A very unique VIR station was a live daytimer. In each hour was a calendar of events every 15 minutes, complete weather every 30 minutes and two 5 minute interviews each hour. Advertising was 8 minutes an hour using a combination of 5 second and 30 second units. In a quarter hour there might be 3 5 second units and 3 30 second units with two of those being sponsorships of either the calendar of events, weather or interview. The filler was music but restricted to only musicians that played in the town's venues. At one point the station billed just under $50,000 a month. Quite frankly, it was a pretty much year-round tourist town. This, by the way, was almost 30 years ago. It should be noted their location meant FM signals were few and they were the only radio station locally.
Billing for VIR stations ranged from a high of almost $50,000 to about $30,000 for the almost all commercial VIR station to about $8,000+ to A couple in the $5,000 a month range to one non-comm FM doing the format that only cracked about $100 a month, but in perspective, they were funded by the local Visitors Bureau.
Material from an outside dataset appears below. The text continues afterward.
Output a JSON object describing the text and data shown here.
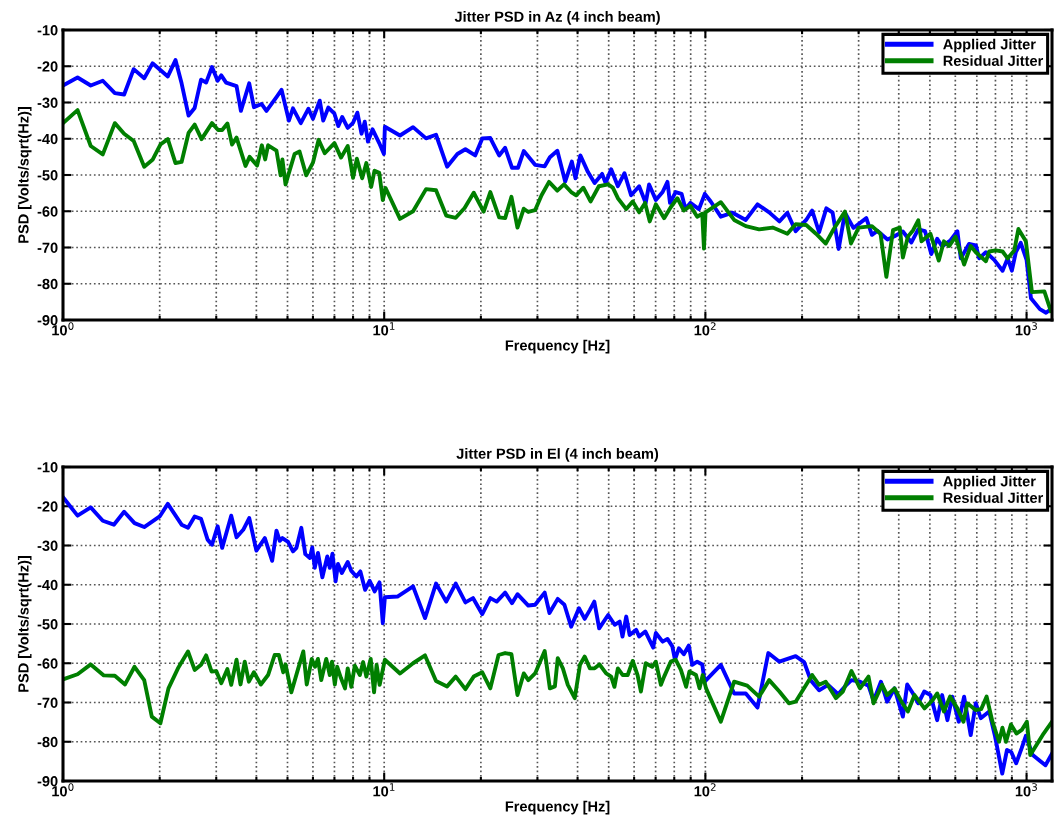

One of the most unique was Bob Meadows when he had KMBL in Junction, Texas. If you have ever driven I-10 across Texas, you know towns are few and far between in West Texas. Whether coming out of San Antonio, you had a couple of hours plus on the road by the time you hit Junction and if coming from the west, you had many hours of driving through some of the more sparsely populated area of the USA, so you were ready to stop. Bob took his station to a Visitors Information format from 7 to 10 in the evening. The deal was he would get $1,000 a month (if my memory is correct) in room tax money to do it. Clients could buy ads for $1 to reach visitors. Bob said he never made a dollar after 7 unless it was a high school football game, so it was sort of icing on the cake. My understanding was all parties were quite pleased but he got many complaints from business owners about the music being gone in the evening (the same businesses that refused to allow any of their spots to play after 6pm). KMBL had highways signs, was on billboards (included in the billboard image although the billboard might be for a gas station, motel or restaurant, it would say tune 1450 at the bottom).